Il nuovo Collegamento con Mons. Cantoni e S.Eza Braz de Aviz

Il momento di approfondimento teologico è stato affidato alla prof.ssa Serena Noceti, che ha ricordato come l’identità dell’Ordo Virginum «si radica nella visione di Chiesa nel Concilio Vaticano II» e la sua «specificità» sta proprio nell’essere «custodi, nel frattempo della storia, della promessa d’amore di Gesù, Sposo dell’umanità», nell’essere un richiamo vivente «all’oltre e all’Altro» e «alla permanente conversione e riforma della Chiesa».
Mons. Oscar Cantoni, Vescovo di Crema e delegato per l’Ordo Virginum della Commissione clero e vita consacrata, ha portato alle partecipanti all’incontro «l’abbraccio benedicente dei Vescovi italiani» e ha espresso vivo apprezzamento nei confronti di questa forma di vita consacrata, che deve sempre più essere «un segno dell’amore di Dio per tutti, con tenerezza, con impegno, con uno stile di presenza, con lo sguardo attento a intercettare le sfide pastorali di oggi», perché la “missione” é quella di «esserci. In nome della Chiesa».

Ad alcune consacrate, provenienti da diverse diocesi e da variegate esperienze professionali ed ecclesiali, è stato affidato il compito di condividere la propria testimonianza, segno della creatività dello Spirito Santo nell’unicità della risposta di ciascuna all’iniziativa d’amore di Dio. La centralità di Dio nel vissuto quotidiano, l’impegno nella costruzione di relazioni autentiche, l’esperienza di una solitudine “abitata”, il rispetto e la tenerezza nell’accogliere tutte le pieghe e le piaghe dell’umanità, la gioiosa tensione del “già e non ancora”: questi sono i tratti caratteristici di una quotidianità intessuta di lavoro e impegno, di silenzio e preghiera, dei piccoli e concreti gesti dell’amore. Sull’esempio di Maria, “donna feriale” e modello delle vergini.

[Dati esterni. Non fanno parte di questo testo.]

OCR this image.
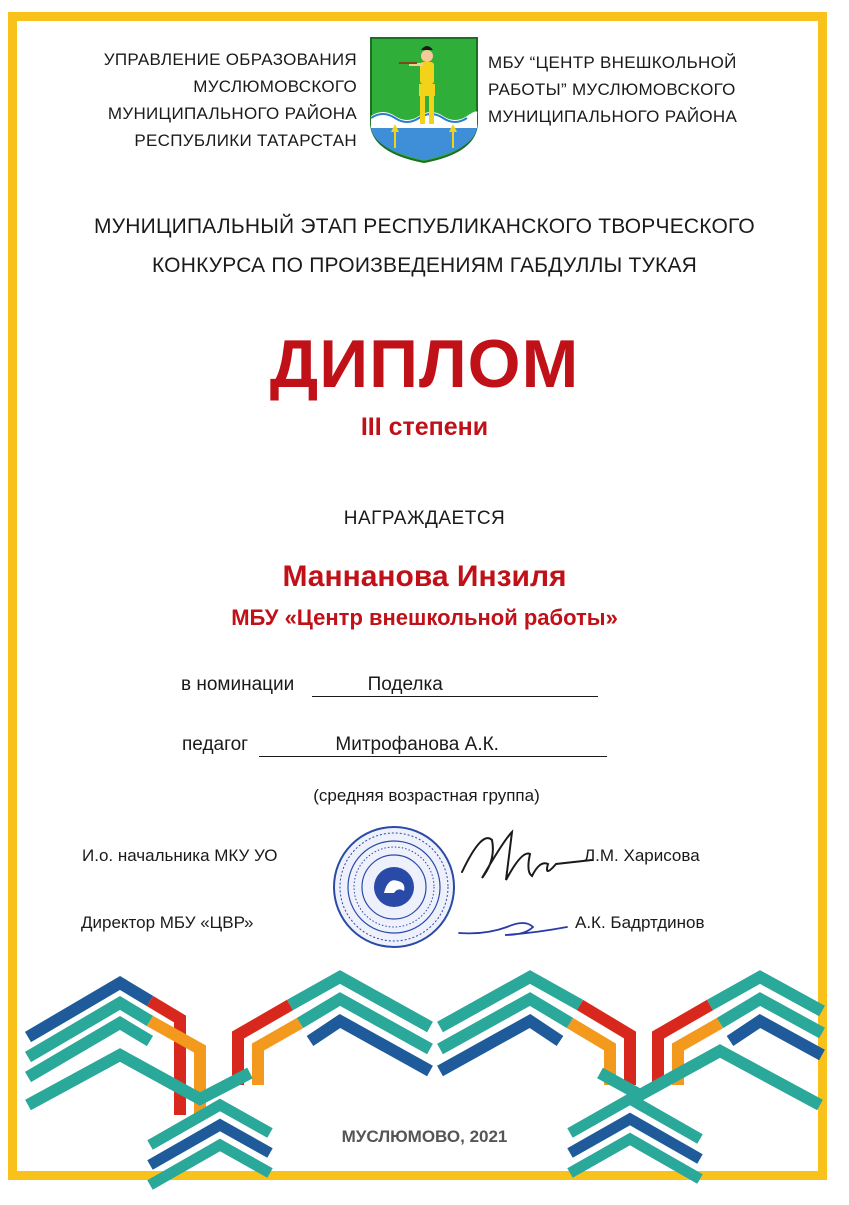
УПРАВЛЕНИЕ ОБРАЗОВАНИЯ
МУСЛЮМОВСКОГО
МУНИЦИПАЛЬНОГО РАЙОНА
РЕСПУБЛИКИ ТАТАРСТАН
МБУ “ЦЕНТР ВНЕШКОЛЬНОЙ
РАБОТЫ” МУСЛЮМОВСКОГО
МУНИЦИПАЛЬНОГО РАЙОНА
МУНИЦИПАЛЬНЫЙ ЭТАП РЕСПУБЛИКАНСКОГО ТВОРЧЕСКОГО
КОНКУРСА ПО ПРОИЗВЕДЕНИЯМ ГАБДУЛЛЫ ТУКАЯ
ДИПЛОМ
III степени
НАГРАЖДАЕТСЯ
Маннанова Инзиля
МБУ «Центр внешкольной работы»
в номинации	Поделка
педагог	Митрофанова А.К.
(средняя возрастная группа)
И.о. начальника МКУ УО	Л.М. Харисова
Директор МБУ «ЦВР»	А.К. Бадртдинов
МУСЛЮМОВО, 2021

Nutrita e paterna la presenza dei Vescovi all’incontro, segno dell’attenzione pastorale nei confronti di questa realtà ecclesiale: le celebrazioni liturgiche sono state presiedute da Mons. Giuseppe Marciante, Vescovo ausiliare di Roma, Mons. Raffaello Martinelli, Vescovo della diocesi Tuscolana, Mons. Paolo Lojudice, Vescovo ausiliare di Roma, Mons. Romano Rossi, Vescovo della diocesi di Civita Castellana, p. Agostino Montan, già delegato per l’Ordo Virginum di Roma, e don Giuseppe Capsoni, docente di diritto canonico. Anche il Card. Joao Braz de Aviz, prefetto della Congregazione per gli istituti di vita consacrata e le società di vita apostolica, ha voluto incontrare le consacrate per un momento di dialogo e gioioso confronto, in cui ha evidenziato soprattutto l’importanza di coltivare e custodire la fraternità.

L’incontro si è concluso sulle note della musica e sui passi delicati di suor Anna Nobili e della sua scuola di danza, per richiamare alla mente e al cuore la bellezza di danzare l’Amore nel quotidiano.